Monsieur le secrétaire d’État, si l’implantation territoriale est nécessaire, les circonscriptions doivent avoir une continuité territoriale correspondant à un minimum de cohérence. Or tel n’est pas le cas puisque le redécoupage que vous effectuez dans de nombreux départements comme à Paris est de moins en moins cohérent sur le plan territorial. Vous ne pouvez donc pas, à la fois, justifier le cumul par la nécessité de l’ancrage territorial et casser, dans de nombreux cas, ce même ancrage.
Je le répète : si, comme vous l’avez affirmé dans cet hémicycle, nous sommes les députés de la nation et si notre mission est de défendre l’intérêt général – c’est effectivement ce que je pense et je suis prête à vous rejoindre sur ce point -, alors, peu importe la circonscription et nous ne devons pas accepter le cumul.
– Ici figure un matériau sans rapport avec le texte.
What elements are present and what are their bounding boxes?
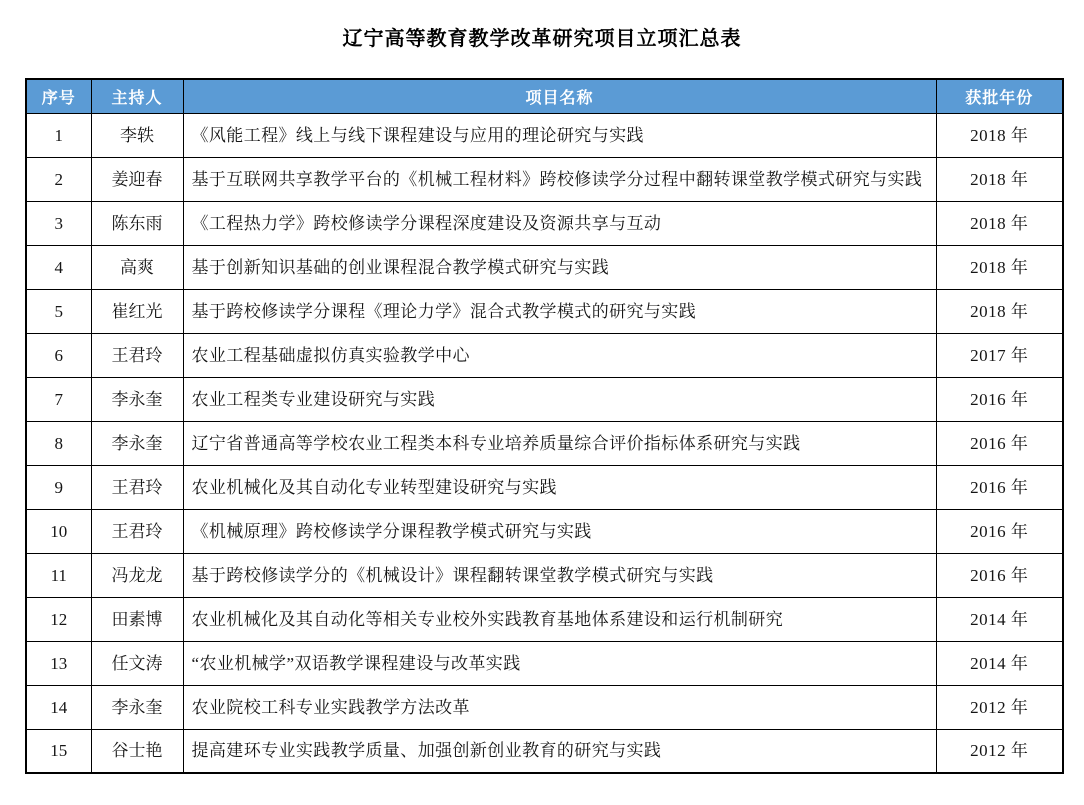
table-row: 14李永奎农业院校工科专业实践教学方法改革2012 年 [26, 685, 1063, 729]
col-header-year: 获批年份 [936, 79, 1063, 113]
table-row: 15谷士艳提高建环专业实践教学质量、加强创新创业教育的研究与实践2012 年 [26, 729, 1063, 773]
cell-leader: 李轶 [91, 113, 183, 157]
cell-project: 基于互联网共享教学平台的《机械工程材料》跨校修读学分过程中翻转课堂教学模式研究与… [183, 157, 936, 201]
cell-project: 农业院校工科专业实践教学方法改革 [183, 685, 936, 729]
table-row: 8李永奎辽宁省普通高等学校农业工程类本科专业培养质量综合评价指标体系研究与实践2… [26, 421, 1063, 465]
cell-project: 提高建环专业实践教学质量、加强创新创业教育的研究与实践 [183, 729, 936, 773]
cell-leader: 王君玲 [91, 509, 183, 553]
col-header-index: 序号 [26, 79, 91, 113]
projects-table-body: 1李轶《风能工程》线上与线下课程建设与应用的理论研究与实践2018 年2姜迎春基… [26, 113, 1063, 773]
cell-leader: 崔红光 [91, 289, 183, 333]
cell-year: 2014 年 [936, 641, 1063, 685]
cell-leader: 谷士艳 [91, 729, 183, 773]
table-row: 13任文涛“农业机械学”双语教学课程建设与改革实践2014 年 [26, 641, 1063, 685]
cell-year: 2016 年 [936, 553, 1063, 597]
table-row: 4高爽基于创新知识基础的创业课程混合教学模式研究与实践2018 年 [26, 245, 1063, 289]
cell-year: 2017 年 [936, 333, 1063, 377]
cell-index: 11 [26, 553, 91, 597]
cell-project: 《风能工程》线上与线下课程建设与应用的理论研究与实践 [183, 113, 936, 157]
cell-index: 8 [26, 421, 91, 465]
cell-project: “农业机械学”双语教学课程建设与改革实践 [183, 641, 936, 685]
table-row: 6王君玲农业工程基础虚拟仿真实验教学中心2017 年 [26, 333, 1063, 377]
page-title: 辽宁高等教育教学改革研究项目立项汇总表 [0, 22, 1084, 51]
document-page: 辽宁高等教育教学改革研究项目立项汇总表 序号 主持人 项目名称 获批年份 1李轶… [0, 0, 1084, 805]
cell-leader: 王君玲 [91, 465, 183, 509]
cell-leader: 姜迎春 [91, 157, 183, 201]
cell-project: 基于跨校修读学分的《机械设计》课程翻转课堂教学模式研究与实践 [183, 553, 936, 597]
cell-year: 2018 年 [936, 113, 1063, 157]
cell-leader: 田素博 [91, 597, 183, 641]
cell-leader: 王君玲 [91, 333, 183, 377]
table-row: 10王君玲《机械原理》跨校修读学分课程教学模式研究与实践2016 年 [26, 509, 1063, 553]
table-row: 3陈东雨《工程热力学》跨校修读学分课程深度建设及资源共享与互动2018 年 [26, 201, 1063, 245]
cell-project: 农业机械化及其自动化等相关专业校外实践教育基地体系建设和运行机制研究 [183, 597, 936, 641]
cell-project: 《工程热力学》跨校修读学分课程深度建设及资源共享与互动 [183, 201, 936, 245]
cell-leader: 李永奎 [91, 377, 183, 421]
cell-year: 2012 年 [936, 685, 1063, 729]
cell-project: 农业工程类专业建设研究与实践 [183, 377, 936, 421]
cell-year: 2014 年 [936, 597, 1063, 641]
cell-project: 基于创新知识基础的创业课程混合教学模式研究与实践 [183, 245, 936, 289]
cell-leader: 李永奎 [91, 685, 183, 729]
cell-project: 农业机械化及其自动化专业转型建设研究与实践 [183, 465, 936, 509]
col-header-project: 项目名称 [183, 79, 936, 113]
cell-project: 《机械原理》跨校修读学分课程教学模式研究与实践 [183, 509, 936, 553]
table-row: 9王君玲农业机械化及其自动化专业转型建设研究与实践2016 年 [26, 465, 1063, 509]
cell-leader: 高爽 [91, 245, 183, 289]
cell-index: 2 [26, 157, 91, 201]
cell-index: 14 [26, 685, 91, 729]
table-row: 5崔红光基于跨校修读学分课程《理论力学》混合式教学模式的研究与实践2018 年 [26, 289, 1063, 333]
cell-project: 农业工程基础虚拟仿真实验教学中心 [183, 333, 936, 377]
projects-table: 序号 主持人 项目名称 获批年份 1李轶《风能工程》线上与线下课程建设与应用的理… [25, 78, 1064, 774]
cell-index: 6 [26, 333, 91, 377]
table-row: 1李轶《风能工程》线上与线下课程建设与应用的理论研究与实践2018 年 [26, 113, 1063, 157]
cell-year: 2016 年 [936, 377, 1063, 421]
header-row: 序号 主持人 项目名称 获批年份 [26, 79, 1063, 113]
cell-project: 辽宁省普通高等学校农业工程类本科专业培养质量综合评价指标体系研究与实践 [183, 421, 936, 465]
cell-leader: 冯龙龙 [91, 553, 183, 597]
table-row: 11冯龙龙基于跨校修读学分的《机械设计》课程翻转课堂教学模式研究与实践2016 … [26, 553, 1063, 597]
table-row: 12田素博农业机械化及其自动化等相关专业校外实践教育基地体系建设和运行机制研究2… [26, 597, 1063, 641]
col-header-leader: 主持人 [91, 79, 183, 113]
cell-year: 2018 年 [936, 157, 1063, 201]
cell-year: 2018 年 [936, 245, 1063, 289]
cell-leader: 陈东雨 [91, 201, 183, 245]
cell-year: 2016 年 [936, 465, 1063, 509]
cell-index: 13 [26, 641, 91, 685]
cell-index: 9 [26, 465, 91, 509]
cell-index: 15 [26, 729, 91, 773]
cell-index: 12 [26, 597, 91, 641]
cell-index: 3 [26, 201, 91, 245]
cell-index: 5 [26, 289, 91, 333]
cell-year: 2016 年 [936, 509, 1063, 553]
cell-index: 10 [26, 509, 91, 553]
cell-index: 4 [26, 245, 91, 289]
table-row: 2姜迎春基于互联网共享教学平台的《机械工程材料》跨校修读学分过程中翻转课堂教学模… [26, 157, 1063, 201]
cell-index: 1 [26, 113, 91, 157]
table-row: 7李永奎农业工程类专业建设研究与实践2016 年 [26, 377, 1063, 421]
cell-leader: 任文涛 [91, 641, 183, 685]
cell-leader: 李永奎 [91, 421, 183, 465]
cell-year: 2012 年 [936, 729, 1063, 773]
cell-year: 2018 年 [936, 289, 1063, 333]
cell-year: 2018 年 [936, 201, 1063, 245]
cell-year: 2016 年 [936, 421, 1063, 465]
cell-project: 基于跨校修读学分课程《理论力学》混合式教学模式的研究与实践 [183, 289, 936, 333]
cell-index: 7 [26, 377, 91, 421]
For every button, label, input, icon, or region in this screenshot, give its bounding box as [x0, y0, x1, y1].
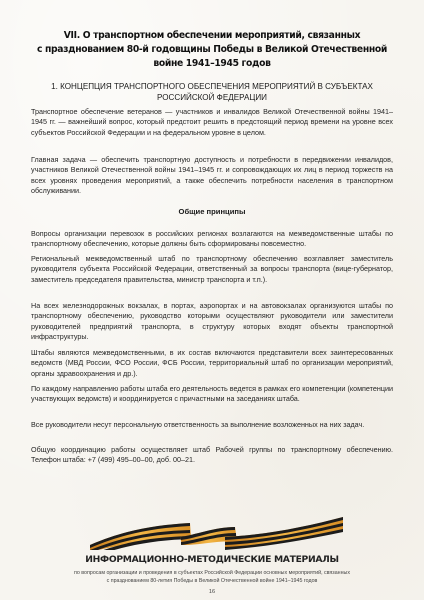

Surtout, monsieur le secrétaire d’État, vous ne pouvez pas, à la fois, soutenir que nous sommes les députés de la nation et vous opposer au scrutin proportionnel. En effet, les députés de la nation doivent représenter la pluralité politique du pays, ce qu’interdisent de faire le mode de scrutin uninominal, le cumul des mandats et, désormais, votre redécoupage, qui renforcera le bipartisme, comme le renforcera également la modification du mode de scrutin à laquelle vous procéderez pour les élections territoriales.
Telles sont, monsieur le secrétaire d’État, les critiques que je tenais à formuler à propos de votre modèle de redécoupage, qui ne respecte pas le modèle républicain, ce que nous regrettons. (Applaudissements sur les bancs des groupes GDR et SRC.)